Covid-19 Live Updates: Testing, Cases and Vaccine News – The New York Times

Credit…Jeenah Moon for The New York Times

WASHINGTON — The White House will unveil President Biden’s new coronavirus response strategy on Wednesday, a lengthy document intended to usher the nation into what some are calling a “new normal” — even as the possibility of another deadly variant looms.

White House officials declined to discuss details of the new strategy, but a person familiar with the plan said it would be released on Wednesday. It is expected to address a broad range of issues, including developing new vaccines and therapeutics and how to keep schools and businesses open even if the pandemic takes a turn for the worse.

The idea behind the strategy is to get the nation out of crisis mode, and to a place, Mr. Biden has said, where the virus will no longer disrupt everyday life, and Americans will learn to live with it.

Over the past week, as top federal health officials have been debating the new strategy, they have been evaluating a 136-page blueprint by outside experts whose recommendations include stronger air filtration systems in public buildings, billions of dollars in research and a major upgrade to the nation’s public health system. Officials have also been meeting with the authors of the plan.

Titled “Getting to and Sustaining the Next Normal: A Road Map for Living With Covid,” the experts’ plan assumes that there will be fewer deaths from Covid-19 in 2022 than in 2021. The administration has already adopted one of its recommendations, by issuing new guidelines for masking and other social distancing measures.

Mr. Biden has been walking a fine line in addressing the coronavirus pandemic, one of the biggest challenges of his presidency. With cases declining and the 2022 midterm elections approaching, he has been making the case that the United States has “made tremendous progress” against the coronavirus since he took office. He was to make that argument again in his State of the Union address Tuesday night.

At the same time, the president has been reminding Americans that the virus is unpredictable, and that they must remain vigilant, while pledging to remain vigilant himself, by preparing for the possibility of future variants.

An average of about 66,000 new coronavirus cases are being reported each day in the United States, according to a New York Times database. That is far less than the average daily caseload of about 800,000 in January, at the peak of the winter surge fueled by the highly infectious Omicron variant. But it is still more than five times what the daily caseload was last June, before the Delta variant drove a summer surge.

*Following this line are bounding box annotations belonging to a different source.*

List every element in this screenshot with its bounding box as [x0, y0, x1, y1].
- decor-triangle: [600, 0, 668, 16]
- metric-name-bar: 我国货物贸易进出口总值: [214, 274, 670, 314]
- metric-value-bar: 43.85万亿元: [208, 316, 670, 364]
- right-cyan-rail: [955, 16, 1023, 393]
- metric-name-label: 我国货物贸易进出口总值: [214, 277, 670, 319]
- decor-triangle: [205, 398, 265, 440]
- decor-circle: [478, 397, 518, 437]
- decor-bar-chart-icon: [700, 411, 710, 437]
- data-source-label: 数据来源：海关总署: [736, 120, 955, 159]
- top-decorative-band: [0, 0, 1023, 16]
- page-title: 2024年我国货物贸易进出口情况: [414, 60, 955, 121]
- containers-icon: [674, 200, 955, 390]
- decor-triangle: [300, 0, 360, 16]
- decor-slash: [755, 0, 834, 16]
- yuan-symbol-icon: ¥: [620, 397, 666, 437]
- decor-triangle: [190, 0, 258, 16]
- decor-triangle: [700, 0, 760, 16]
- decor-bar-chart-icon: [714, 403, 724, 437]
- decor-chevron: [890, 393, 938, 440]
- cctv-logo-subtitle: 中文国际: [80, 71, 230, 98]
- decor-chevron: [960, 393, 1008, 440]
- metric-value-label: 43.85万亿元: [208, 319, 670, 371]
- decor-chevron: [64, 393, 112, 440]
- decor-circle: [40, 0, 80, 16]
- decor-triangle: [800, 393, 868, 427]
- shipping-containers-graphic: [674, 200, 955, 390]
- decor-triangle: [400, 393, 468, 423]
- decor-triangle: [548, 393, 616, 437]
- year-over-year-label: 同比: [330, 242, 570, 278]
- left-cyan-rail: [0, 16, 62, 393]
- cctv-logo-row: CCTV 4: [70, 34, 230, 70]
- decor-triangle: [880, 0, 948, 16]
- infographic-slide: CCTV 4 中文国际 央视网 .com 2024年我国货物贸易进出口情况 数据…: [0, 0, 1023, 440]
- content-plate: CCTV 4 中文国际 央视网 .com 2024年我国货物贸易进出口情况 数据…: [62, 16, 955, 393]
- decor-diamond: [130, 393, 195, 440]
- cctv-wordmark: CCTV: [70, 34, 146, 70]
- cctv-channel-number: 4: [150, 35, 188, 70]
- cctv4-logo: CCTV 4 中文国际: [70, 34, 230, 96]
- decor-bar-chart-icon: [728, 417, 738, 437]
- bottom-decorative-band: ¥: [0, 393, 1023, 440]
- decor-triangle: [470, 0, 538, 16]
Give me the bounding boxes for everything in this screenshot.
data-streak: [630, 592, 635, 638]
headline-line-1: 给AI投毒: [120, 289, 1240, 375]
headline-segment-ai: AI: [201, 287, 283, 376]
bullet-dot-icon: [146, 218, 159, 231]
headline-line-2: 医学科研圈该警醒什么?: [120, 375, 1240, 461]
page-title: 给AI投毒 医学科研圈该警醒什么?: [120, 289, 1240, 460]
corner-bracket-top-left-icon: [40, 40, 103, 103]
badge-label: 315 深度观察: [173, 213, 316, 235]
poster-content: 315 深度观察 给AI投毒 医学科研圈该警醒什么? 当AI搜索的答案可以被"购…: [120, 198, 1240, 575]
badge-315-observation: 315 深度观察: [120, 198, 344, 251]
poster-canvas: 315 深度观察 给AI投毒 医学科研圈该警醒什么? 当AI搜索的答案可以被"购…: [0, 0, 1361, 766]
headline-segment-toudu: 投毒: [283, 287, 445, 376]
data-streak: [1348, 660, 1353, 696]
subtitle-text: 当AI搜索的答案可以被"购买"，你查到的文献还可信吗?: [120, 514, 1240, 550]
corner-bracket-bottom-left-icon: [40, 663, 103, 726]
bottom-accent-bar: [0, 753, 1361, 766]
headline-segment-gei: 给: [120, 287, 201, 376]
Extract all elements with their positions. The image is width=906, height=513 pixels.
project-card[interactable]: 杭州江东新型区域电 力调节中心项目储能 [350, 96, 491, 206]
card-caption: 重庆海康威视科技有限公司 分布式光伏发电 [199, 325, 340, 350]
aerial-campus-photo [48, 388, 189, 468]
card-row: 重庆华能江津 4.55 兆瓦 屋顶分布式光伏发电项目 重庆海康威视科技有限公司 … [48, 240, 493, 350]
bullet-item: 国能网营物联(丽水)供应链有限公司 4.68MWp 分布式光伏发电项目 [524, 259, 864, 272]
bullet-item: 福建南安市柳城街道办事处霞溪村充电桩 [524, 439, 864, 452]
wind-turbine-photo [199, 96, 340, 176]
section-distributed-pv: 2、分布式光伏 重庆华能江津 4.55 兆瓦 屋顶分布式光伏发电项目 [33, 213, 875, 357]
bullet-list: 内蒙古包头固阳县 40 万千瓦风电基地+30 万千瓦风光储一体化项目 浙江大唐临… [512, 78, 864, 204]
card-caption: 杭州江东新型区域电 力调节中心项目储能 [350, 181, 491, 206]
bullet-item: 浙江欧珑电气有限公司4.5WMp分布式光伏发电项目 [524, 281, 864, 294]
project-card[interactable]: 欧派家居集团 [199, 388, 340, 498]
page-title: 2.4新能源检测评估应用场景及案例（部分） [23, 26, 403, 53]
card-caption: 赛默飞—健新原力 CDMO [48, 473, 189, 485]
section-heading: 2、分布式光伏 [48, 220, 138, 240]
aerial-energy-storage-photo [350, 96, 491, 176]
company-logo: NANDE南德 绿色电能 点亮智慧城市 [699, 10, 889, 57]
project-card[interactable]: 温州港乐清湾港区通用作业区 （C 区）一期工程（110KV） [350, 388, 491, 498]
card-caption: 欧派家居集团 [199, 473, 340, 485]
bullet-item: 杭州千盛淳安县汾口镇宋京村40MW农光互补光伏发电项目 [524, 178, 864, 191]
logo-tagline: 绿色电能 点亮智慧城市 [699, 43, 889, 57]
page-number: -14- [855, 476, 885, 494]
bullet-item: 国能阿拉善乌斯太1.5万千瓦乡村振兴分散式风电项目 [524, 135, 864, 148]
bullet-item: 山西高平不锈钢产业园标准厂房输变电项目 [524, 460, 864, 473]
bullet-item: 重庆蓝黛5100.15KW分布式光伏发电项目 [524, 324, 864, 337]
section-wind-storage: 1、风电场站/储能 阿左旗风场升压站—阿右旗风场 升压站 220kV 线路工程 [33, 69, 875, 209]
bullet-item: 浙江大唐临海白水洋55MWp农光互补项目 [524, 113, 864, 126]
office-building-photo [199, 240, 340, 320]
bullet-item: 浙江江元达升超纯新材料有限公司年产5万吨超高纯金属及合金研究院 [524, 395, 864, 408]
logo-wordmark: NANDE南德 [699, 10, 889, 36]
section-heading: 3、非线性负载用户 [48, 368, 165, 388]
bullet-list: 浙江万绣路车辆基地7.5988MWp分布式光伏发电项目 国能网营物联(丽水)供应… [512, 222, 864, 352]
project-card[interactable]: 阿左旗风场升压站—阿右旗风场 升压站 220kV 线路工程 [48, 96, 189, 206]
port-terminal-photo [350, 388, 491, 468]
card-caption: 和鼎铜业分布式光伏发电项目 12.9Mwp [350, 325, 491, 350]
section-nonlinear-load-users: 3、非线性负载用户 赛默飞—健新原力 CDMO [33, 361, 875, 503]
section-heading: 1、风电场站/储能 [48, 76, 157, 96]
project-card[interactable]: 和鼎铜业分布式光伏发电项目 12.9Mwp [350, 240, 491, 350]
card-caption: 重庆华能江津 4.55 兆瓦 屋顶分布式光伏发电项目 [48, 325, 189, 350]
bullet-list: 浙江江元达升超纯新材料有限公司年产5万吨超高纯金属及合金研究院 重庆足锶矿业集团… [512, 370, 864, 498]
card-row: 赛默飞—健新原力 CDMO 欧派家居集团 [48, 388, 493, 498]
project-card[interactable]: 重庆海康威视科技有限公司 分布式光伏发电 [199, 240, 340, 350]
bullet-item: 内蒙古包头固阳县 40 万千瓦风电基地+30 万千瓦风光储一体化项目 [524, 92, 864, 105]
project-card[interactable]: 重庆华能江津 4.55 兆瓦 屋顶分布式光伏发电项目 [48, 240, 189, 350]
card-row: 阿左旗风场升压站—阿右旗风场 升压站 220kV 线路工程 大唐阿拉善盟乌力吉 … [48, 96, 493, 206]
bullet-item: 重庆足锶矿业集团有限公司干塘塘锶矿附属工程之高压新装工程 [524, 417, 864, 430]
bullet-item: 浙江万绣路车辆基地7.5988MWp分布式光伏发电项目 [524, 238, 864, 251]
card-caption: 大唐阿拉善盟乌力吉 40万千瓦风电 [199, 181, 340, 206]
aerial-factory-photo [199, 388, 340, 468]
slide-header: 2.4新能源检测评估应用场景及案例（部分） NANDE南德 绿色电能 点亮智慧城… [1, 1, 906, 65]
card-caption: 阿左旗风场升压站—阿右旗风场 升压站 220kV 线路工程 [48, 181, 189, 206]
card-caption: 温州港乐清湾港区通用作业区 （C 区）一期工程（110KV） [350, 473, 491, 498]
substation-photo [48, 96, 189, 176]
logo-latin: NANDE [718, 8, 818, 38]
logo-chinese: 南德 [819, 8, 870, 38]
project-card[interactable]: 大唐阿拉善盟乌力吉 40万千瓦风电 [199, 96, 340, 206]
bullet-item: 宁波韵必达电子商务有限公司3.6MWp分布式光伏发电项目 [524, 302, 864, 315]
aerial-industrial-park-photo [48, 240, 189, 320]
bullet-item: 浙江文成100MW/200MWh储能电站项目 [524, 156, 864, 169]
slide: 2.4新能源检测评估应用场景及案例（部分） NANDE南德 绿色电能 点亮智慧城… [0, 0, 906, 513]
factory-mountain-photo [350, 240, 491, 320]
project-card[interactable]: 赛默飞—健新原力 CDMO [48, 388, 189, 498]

Even as Mr. Biden proclaims that things are getting better, large segments of the American population remain at risk. Children under 5 are not yet eligible to be vaccinated. On Monday, New York State health officials released data showing that the coronavirus vaccine made by Pfizer-BioNTech is much less effective in preventing infection in children 5 to 11 years than in adolescents or adults.

And an estimated seven million Americans have weak immune systems, illnesses or other disabilities that make them more vulnerable to severe Covid. The White House announced last week that it was taking several steps to make masks and coronavirus tests more accessible to people with disabilities.

The White House also announced steps on Tuesday to protect nursing home residents and hold providers accountable for unsafe and substandard care, including by expanding inspections and financial penalties on what the White House is calling “bad actor nursing homes” and “poor-performing facilities.”

Mr. Biden learned the hard way that predicting the course of an unpredictable virus is dangerous business. On July 4 of last year, he declared that the United States was “closer than ever to declaring our independence from a deadly virus.” Then the Delta variant hit, and Mr. Biden’s remarks looked naïve.

Michael T. Osterholm, director of the Center for Infectious Disease Research and Policy at the University of Minnesota, said Mr. Biden needs to “acknowledge both the physical and emotional pain that we’ve experienced,” while also exhibiting “true humility with this virus, because we still don’t know what the next six months are going to bring us.”

The president must also grapple with the reality on the ground. State and local governments across the country, many led by Democrats, have dropped their mask mandates. More coronavirus precautions are likely to slip away in the wake of new guidance released last week by the Centers for Disease Control and Prevention.

The guidance no longer relies solely on case counts to gauge whether masks and other safety measures are needed; it suggests that 70 percent of Americans can stop wearing masks for now, and that they no longer need to socially distance or avoid crowded indoor spaces.

While Americans are eager to move past the pandemic, there is also trepidation, according to a new survey by the nonpartisan Kaiser Family Foundation.

Overall, about half of the public expects it will be safe for most people to “resume normal prepandemic activities” by late spring, including a third who say it is already safe to do so, the survey found. But a majority of Americans, 61 percent, also worry that lifting restrictions would put immune-compromised people at risk.

“The conventional wisdom seems to be that Americans are ready to throw off all Covid restrictions and be done with it, but the survey shows that reality is much more complicated,” said Drew Altman, the foundation’s president and chief executive. “Much of the public is sensibly both anxious and eager about returning to normal.”